7:49 AM, March 07, 2008  
Blogger Douglas Underhill said...

Paul:

Try again. I'm broke and so are almost all of my eeeevil progressive friends. We're too busy lying and destroying everything good to earn some scratch I guess.

3:37 AM, April 04, 2008  
Blogger ZZMike said...

Interesting. All these years (well, 1 or 2) I never realized that I was reading a "right-wing political interest group" blogger.

I just read with just about complete agreement your post on abortion "rights". The Left has taken up the idea of "rights" and applied them to just about everything. They claim rights to "affordable housing", to free medical care, to lots of other things.

Evidently anything they want to have, or to do, is a "right" that should come to them unencumbered.

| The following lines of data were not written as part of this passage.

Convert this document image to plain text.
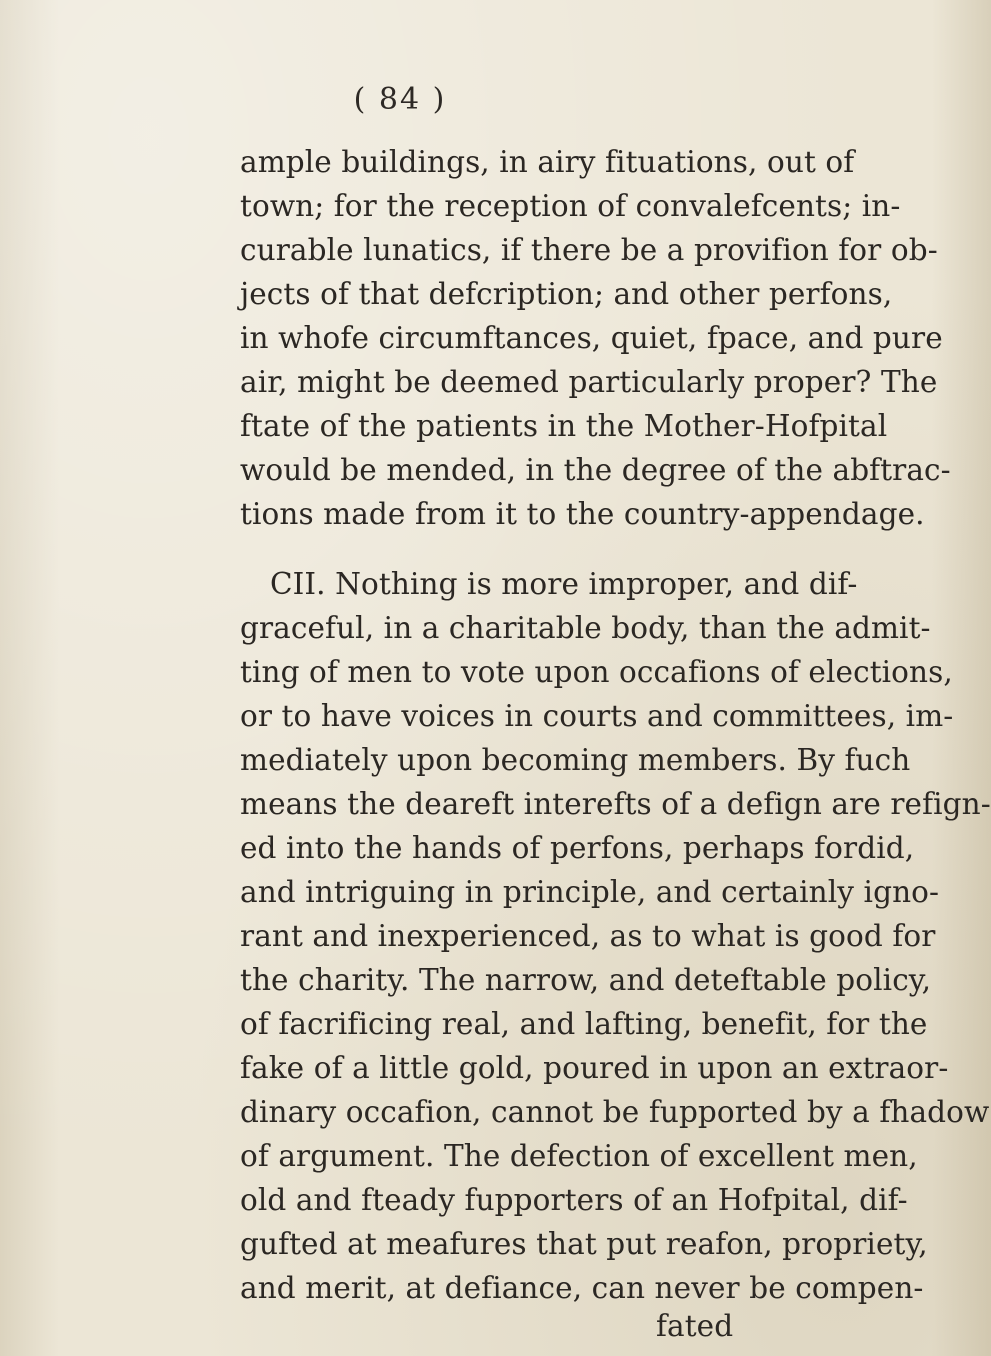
( 84 )
ample buildings, in airy fituations, out of
town; for the reception of convalefcents; in-
curable lunatics, if there be a provifion for ob-
jects of that defcription; and other perfons,
in whofe circumftances, quiet, fpace, and pure
air, might be deemed particularly proper? The
ftate of the patients in the Mother-Hofpital
would be mended, in the degree of the abftrac-
tions made from it to the country-appendage.
CII. Nothing is more improper, and dif-
graceful, in a charitable body, than the admit-
ting of men to vote upon occafions of elections,
or to have voices in courts and committees, im-
mediately upon becoming members. By fuch
means the deareft interefts of a defign are refign-
ed into the hands of perfons, perhaps fordid,
and intriguing in principle, and certainly igno-
rant and inexperienced, as to what is good for
the charity. The narrow, and deteftable policy,
of facrificing real, and lafting, benefit, for the
fake of a little gold, poured in upon an extraor-
dinary occafion, cannot be fupported by a fhadow
of argument. The defection of excellent men,
old and fteady fupporters of an Hofpital, dif-
gufted at meafures that put reafon, propriety,
and merit, at defiance, can never be compen-
fated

I really wanted to put in a plug for an audio version of the Screwtape Letters, read by Joss Ackland. Ackland is one of England's most-employed character actors (most recently in "Flawless"). He has a fine bass-baritone voice, and really understands the material. He compliments, cajoles, instructs, and admonishes his nephew, in that demon's efforts to turn his "patient" away from "the Enemy". I picked up a few things I missed in reading it.

I find Rev Shuck's blog a bit hard to read. He deigns to call you an "attack dog", but that label far better fits his prose than yours.

Browsing the blog, I see where his views naturally differ from yours.

He has an interesting take on Job:

"YHWH learns that there is more to being a god than simply being able to put a fishhook in Leviathan’s nostril. Job learns the dark side of divinity, that what he most feared is correct. God may be God, but it doesn’t mean he is good."

Job is a hard book to understand, but I think Shuck oversimplifies.

6:11 PM, May 07, 2008  
Blogger Jim said...

ZZMike,

Please give us your full name, city, and state.

I'm trying to be consistent on requiring that postings not be anonymous.

Thanks for the comments!

Jim Berkley
Bellevue, WA

9:08 PM, May 07, 2008  
Blogger ZZMike said...

Jim: Sorry about that.

Mike Zorn (ZZMike)
Santa Ana, CA

PS: I listened to another of the Screwtape Letters. In this one, he talks about the "historical Jesus" (Chris' comments triggered that). Even back in the 50s, that seems to have been an issue. Screwtape's stand is that the search for the historical Jesus takes our minds off the real thing.